Anne Marie: Lupino was a true pathfinder during the decades when women were expected to stay home. Thanks so much for this series. Looking forward to Jane Campion.

March 27, 2015 | Unregistered CommenterLadyEdith

Yay! So glad you included this. I had no idea this was directed by Lupino. We watched this film a couple of summers ago as part of our own Hayley Mills marathon, and after The Parent Trap, it came in second.

Looking forward to the Campion series!

March 27, 2015 | Unregistered CommenterPam

I LOVE this movie. Mostly for Ms. Russell, who is divine as always, but also because it's a lot of fun.
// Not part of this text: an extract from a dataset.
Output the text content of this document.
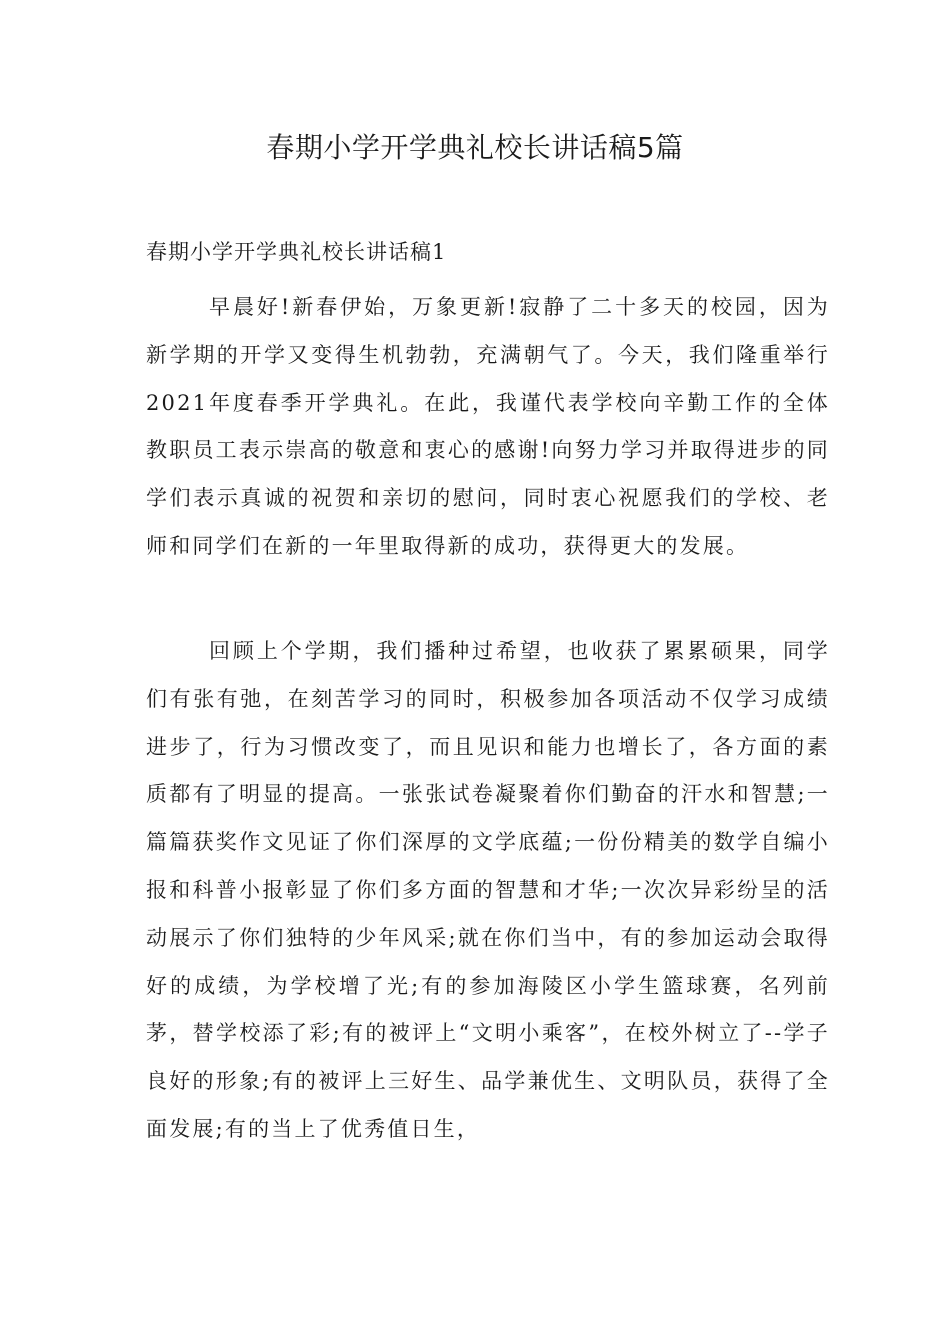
春期小学开学典礼校长讲话稿5篇
春期小学开学典礼校长讲话稿1

早晨好!新春伊始，万象更新!寂静了二十多天的校园，因为新学期的开学又变得生机勃勃，充满朝气了。今天，我们隆重举行2021年度春季开学典礼。在此，我谨代表学校向辛勤工作的全体教职员工表示崇高的敬意和衷心的感谢!向努力学习并取得进步的同学们表示真诚的祝贺和亲切的慰问，同时衷心祝愿我们的学校、老师和同学们在新的一年里取得新的成功，获得更大的发展。

回顾上个学期，我们播种过希望，也收获了累累硕果，同学们有张有弛，在刻苦学习的同时，积极参加各项活动不仅学习成绩进步了，行为习惯改变了，而且见识和能力也增长了，各方面的素质都有了明显的提高。一张张试卷凝聚着你们勤奋的汗水和智慧;一篇篇获奖作文见证了你们深厚的文学底蕴;一份份精美的数学自编小报和科普小报彰显了你们多方面的智慧和才华;一次次异彩纷呈的活动展示了你们独特的少年风采;就在你们当中，有的参加运动会取得好的成绩，为学校增了光;有的参加海陵区小学生篮球赛，名列前茅，替学校添了彩;有的被评上“文明小乘客”，在校外树立了--学子良好的形象;有的被评上三好生、品学兼优生、文明队员，获得了全面发展;有的当上了优秀值日生，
Who'da thunk Lupino would be so good at a comedy like this? When I realized it was her in the director's chair for this one I couldn't believe it. Thank you, Anne Marie for this series and for choosing Ms. Lupino. A true trailblazer in every sense of the word!

March 27, 2015 | Unregistered Commenterdenny

No mention of Marvel-Ann?

March 27, 2015 | Unregistered Commentervladdy

Wish people would view Russel's earlier work, she was an A+ dramatic actress, completely captivates the screen with her presence.

March 29, 2015 | Unregistered CommenterSanty C.

Interesting post, but I have loved this movie since it first came out and I'm a 62 year old guy. I never saw this as a "women's picture".

Many of the 5-star reviews on Amazon of by men.